獻上一切,包括生命,包括替你承受痛苦,包括靈魂湮滅,永遠消逝如塵埃。
她突然伸出手,連手心抓住的卡片,都啪嗒一聲落在地上,她伸出手來,抓住墨南風的手腕,神色有些空洞和茫然,像是透過他,在看其他什麼遙遠的東西,她的口中不斷說道:
「對不起,對不起。」
初酒彎下腰來,將卡片撿起,用紙巾擦拭乾淨,小心地收了起來。
她的神情還帶著恍惚,然後衝出去,撲進墨南風的懷中,將他緊緊沖摟著,像是怕他突然消失不見一般。
她的口中,還在喃喃。
「還好你在,還好你在。
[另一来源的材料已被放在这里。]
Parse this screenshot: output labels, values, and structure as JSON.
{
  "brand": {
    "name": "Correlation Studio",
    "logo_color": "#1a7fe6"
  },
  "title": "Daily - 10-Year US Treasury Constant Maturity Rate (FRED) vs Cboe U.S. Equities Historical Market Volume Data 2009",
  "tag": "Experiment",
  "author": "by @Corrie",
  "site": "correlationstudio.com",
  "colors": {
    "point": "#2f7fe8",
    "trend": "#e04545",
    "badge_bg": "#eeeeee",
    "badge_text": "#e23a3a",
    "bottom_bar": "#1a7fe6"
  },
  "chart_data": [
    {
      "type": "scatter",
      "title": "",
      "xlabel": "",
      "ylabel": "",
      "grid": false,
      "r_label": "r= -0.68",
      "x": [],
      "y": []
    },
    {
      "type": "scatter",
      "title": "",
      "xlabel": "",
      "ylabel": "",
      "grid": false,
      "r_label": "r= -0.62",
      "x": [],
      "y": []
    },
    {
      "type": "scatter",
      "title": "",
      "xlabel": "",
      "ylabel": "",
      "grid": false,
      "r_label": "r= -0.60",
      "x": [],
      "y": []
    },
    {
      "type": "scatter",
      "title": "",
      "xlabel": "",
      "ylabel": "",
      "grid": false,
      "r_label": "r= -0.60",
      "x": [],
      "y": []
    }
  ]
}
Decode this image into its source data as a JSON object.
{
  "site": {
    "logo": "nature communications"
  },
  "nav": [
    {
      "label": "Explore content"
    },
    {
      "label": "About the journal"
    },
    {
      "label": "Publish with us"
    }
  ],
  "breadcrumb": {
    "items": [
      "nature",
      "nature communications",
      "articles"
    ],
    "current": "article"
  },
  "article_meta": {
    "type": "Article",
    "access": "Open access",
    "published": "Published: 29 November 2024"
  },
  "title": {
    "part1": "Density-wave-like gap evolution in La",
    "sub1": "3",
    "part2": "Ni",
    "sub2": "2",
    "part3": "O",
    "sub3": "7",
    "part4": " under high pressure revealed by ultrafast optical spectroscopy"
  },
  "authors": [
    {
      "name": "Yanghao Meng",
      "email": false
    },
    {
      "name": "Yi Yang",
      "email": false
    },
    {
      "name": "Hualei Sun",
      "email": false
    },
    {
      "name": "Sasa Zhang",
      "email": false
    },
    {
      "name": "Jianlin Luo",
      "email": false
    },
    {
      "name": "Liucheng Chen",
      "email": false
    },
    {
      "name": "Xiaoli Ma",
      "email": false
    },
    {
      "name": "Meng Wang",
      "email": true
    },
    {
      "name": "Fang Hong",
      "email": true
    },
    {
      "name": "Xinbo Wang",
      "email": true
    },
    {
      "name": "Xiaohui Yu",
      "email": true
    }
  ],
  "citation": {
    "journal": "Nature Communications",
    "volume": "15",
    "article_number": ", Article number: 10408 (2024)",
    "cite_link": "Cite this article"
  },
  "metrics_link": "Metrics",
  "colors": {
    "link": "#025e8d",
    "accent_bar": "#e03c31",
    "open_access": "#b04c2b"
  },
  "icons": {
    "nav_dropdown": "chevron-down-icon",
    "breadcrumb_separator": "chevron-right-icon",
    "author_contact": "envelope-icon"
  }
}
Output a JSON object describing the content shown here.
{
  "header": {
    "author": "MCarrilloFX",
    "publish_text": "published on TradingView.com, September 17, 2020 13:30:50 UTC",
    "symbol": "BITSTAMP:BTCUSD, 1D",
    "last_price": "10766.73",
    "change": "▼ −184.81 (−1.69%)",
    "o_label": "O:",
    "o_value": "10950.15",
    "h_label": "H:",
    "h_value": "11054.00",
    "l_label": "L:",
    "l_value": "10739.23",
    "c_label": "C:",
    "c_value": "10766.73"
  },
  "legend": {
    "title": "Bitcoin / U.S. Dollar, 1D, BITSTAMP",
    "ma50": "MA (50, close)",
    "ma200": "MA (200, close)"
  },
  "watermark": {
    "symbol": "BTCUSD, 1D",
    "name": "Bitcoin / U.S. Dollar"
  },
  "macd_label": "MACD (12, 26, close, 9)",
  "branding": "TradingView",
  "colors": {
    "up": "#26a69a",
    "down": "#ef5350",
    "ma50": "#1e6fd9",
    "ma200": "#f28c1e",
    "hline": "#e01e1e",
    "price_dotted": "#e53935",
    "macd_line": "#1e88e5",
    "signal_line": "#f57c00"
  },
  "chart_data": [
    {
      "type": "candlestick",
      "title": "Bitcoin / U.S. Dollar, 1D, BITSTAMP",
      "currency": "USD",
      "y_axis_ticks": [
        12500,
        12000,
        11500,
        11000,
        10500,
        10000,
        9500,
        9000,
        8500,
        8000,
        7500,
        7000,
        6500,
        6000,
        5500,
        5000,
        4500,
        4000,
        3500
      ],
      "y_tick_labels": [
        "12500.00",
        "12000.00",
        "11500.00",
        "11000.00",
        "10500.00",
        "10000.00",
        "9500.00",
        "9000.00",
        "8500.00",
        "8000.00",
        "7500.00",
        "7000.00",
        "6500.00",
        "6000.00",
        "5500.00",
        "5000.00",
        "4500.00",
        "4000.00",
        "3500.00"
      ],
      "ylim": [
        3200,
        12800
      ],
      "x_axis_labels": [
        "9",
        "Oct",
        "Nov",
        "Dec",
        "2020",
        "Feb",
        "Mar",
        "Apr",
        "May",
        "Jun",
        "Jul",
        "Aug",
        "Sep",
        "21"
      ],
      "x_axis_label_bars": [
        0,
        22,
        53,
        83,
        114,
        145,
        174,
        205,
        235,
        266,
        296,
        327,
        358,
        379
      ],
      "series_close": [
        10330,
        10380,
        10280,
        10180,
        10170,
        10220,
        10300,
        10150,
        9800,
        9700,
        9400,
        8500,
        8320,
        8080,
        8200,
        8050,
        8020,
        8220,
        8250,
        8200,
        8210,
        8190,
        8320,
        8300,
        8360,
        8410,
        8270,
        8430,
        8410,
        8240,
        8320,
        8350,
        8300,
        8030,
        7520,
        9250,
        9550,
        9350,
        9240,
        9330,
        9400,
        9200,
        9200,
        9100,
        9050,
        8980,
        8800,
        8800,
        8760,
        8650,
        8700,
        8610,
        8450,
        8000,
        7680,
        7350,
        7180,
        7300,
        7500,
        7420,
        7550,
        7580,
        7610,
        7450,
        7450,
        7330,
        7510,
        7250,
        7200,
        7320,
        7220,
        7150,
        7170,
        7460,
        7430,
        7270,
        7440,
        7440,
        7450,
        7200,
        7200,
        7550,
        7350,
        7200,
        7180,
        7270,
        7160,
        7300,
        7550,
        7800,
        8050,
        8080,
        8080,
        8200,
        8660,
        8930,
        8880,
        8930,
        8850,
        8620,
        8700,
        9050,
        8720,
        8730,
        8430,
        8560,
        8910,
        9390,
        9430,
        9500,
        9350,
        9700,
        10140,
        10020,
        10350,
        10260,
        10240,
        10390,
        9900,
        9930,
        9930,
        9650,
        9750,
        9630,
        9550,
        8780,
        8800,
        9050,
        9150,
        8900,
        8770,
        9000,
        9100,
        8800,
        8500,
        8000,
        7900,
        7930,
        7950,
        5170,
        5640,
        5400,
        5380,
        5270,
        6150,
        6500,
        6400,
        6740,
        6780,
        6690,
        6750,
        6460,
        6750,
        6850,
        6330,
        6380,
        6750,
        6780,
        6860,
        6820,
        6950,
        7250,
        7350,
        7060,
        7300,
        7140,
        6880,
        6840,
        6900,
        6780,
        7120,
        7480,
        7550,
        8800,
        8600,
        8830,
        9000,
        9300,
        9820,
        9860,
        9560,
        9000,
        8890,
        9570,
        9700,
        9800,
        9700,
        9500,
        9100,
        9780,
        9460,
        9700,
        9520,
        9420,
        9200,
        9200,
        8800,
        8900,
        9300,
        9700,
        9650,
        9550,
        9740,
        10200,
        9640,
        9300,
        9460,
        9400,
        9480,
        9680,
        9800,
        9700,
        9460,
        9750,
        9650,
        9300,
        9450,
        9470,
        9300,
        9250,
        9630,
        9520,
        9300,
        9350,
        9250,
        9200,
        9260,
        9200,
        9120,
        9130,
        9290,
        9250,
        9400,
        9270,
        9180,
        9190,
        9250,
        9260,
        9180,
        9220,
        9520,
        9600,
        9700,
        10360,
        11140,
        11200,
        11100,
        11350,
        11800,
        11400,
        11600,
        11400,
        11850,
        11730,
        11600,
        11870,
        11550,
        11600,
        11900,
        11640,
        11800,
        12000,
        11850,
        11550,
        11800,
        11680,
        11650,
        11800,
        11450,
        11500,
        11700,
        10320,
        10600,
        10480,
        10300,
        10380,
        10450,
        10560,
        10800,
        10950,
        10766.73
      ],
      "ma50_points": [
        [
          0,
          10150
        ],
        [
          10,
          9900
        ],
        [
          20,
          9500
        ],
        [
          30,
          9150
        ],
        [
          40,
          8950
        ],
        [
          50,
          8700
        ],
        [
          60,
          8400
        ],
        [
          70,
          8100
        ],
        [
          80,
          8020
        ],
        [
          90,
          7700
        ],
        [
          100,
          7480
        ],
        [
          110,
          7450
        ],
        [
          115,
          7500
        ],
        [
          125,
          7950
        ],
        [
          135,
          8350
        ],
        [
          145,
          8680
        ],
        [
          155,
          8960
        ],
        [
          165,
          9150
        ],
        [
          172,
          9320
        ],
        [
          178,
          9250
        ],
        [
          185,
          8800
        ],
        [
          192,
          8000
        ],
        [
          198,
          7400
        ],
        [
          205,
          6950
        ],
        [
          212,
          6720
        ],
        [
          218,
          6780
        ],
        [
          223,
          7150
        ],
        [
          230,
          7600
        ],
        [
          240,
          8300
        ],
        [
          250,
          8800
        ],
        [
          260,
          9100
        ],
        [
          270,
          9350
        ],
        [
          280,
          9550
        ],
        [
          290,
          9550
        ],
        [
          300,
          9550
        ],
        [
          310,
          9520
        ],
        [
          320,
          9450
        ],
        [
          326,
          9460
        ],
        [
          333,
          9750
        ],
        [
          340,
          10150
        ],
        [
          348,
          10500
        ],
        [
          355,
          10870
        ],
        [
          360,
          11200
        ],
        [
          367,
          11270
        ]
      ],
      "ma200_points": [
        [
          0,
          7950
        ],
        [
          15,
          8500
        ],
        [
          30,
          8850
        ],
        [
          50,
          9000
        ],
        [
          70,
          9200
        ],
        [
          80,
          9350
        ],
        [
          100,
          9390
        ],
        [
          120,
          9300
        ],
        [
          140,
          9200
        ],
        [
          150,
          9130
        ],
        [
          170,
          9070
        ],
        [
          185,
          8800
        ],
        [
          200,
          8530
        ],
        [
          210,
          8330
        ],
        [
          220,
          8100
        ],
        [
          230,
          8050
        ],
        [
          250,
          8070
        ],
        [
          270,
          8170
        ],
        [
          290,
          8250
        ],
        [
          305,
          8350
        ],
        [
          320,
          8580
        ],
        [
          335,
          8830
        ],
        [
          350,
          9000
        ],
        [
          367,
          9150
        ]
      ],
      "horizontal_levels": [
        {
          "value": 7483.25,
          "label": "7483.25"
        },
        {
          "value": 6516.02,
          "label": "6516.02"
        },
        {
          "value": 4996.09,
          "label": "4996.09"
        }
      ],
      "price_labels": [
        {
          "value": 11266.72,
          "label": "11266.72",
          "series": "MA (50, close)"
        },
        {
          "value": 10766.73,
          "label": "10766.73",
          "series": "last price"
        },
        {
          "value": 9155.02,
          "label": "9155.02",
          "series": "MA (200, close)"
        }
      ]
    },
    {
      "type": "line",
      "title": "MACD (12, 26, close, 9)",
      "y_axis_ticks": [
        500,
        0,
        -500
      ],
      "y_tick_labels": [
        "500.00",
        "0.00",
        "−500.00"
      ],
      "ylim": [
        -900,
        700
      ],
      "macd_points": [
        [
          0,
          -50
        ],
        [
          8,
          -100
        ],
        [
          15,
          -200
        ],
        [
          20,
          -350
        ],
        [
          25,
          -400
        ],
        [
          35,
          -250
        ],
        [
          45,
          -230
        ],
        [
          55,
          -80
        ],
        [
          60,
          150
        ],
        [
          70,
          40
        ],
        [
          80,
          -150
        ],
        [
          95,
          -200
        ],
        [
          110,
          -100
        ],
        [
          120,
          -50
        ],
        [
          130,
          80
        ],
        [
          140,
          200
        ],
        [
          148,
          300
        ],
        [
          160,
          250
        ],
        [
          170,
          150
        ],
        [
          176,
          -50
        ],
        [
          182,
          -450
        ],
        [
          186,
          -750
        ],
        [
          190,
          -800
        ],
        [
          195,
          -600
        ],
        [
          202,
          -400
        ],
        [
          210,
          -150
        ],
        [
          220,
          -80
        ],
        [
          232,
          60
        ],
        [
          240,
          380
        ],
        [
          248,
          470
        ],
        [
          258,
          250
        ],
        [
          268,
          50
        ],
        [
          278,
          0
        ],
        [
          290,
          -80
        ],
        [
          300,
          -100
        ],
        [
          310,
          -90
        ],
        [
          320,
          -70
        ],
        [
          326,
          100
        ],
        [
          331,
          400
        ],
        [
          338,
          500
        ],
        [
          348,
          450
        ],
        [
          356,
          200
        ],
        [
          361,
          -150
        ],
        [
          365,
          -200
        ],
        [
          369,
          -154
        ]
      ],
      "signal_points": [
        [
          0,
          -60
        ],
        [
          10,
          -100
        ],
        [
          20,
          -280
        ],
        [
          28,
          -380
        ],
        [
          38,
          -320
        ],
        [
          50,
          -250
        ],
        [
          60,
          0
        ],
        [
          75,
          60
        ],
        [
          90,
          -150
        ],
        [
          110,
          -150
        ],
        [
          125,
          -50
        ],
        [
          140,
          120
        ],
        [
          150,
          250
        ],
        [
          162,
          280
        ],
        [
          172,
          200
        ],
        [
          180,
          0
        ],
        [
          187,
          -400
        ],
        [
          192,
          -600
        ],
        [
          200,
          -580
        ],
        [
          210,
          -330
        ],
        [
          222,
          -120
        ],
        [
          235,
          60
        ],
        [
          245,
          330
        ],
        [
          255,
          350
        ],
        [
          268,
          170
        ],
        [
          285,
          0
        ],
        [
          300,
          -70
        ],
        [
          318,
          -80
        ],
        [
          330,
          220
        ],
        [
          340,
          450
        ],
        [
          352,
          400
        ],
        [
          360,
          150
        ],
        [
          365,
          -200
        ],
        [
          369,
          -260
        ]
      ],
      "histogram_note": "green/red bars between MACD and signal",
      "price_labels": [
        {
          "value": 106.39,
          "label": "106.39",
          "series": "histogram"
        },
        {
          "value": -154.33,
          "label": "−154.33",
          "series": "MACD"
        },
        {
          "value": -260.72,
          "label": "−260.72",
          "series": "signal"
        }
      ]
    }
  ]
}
差一點,就差一點點。」
墨南風一動不動地任由她抱著,他伸出手來,環繞住她的身子,在她的後背輕柔地拍著,帶著柔情和憐惜。
自那之後沒多久。
墨南風去顧家提親。
一切都進行的相當順利。
就連初酒本人,也發生微妙的變化。她從原先的漫不經心,變得有些期待起兩人的婚禮。
有的時候,她會愣神地看墨南風許久。
如果問她在看什麼。
她只會回答:「我再也不想失去你了。」
墨南風失笑:「你從來沒有失去過我。」
每當這個時候,初酒就會抿住唇,她的神思會飄出去,漂的很遠。而她的腦袋,完全亂成一人,沒有任何清晰的存在。仟仟尛哾
實在是想不明白之後。
初酒就會選擇放過自己。
算了。
做一天和尚撞一天鐘。
穿一個位面,做一個任務。
反正她現在什麼也不記得,也無法離開任務位面。有些事情,就算弄清楚了,恐怕也只能無能為力地看著。
這一世,初酒活到壽終正寢。
她和墨南風之間的感情極好,被外人稱為模範夫妻。
墨南風也寵了她一輩子。
初酒臨閉上眼睛時,突然,小聲地問了一句:「有些事情,我沒太想明白。之後你還會來嗎?讓我再想一想。」
頭髮花白,已經有些蒼老的老人,愣了下。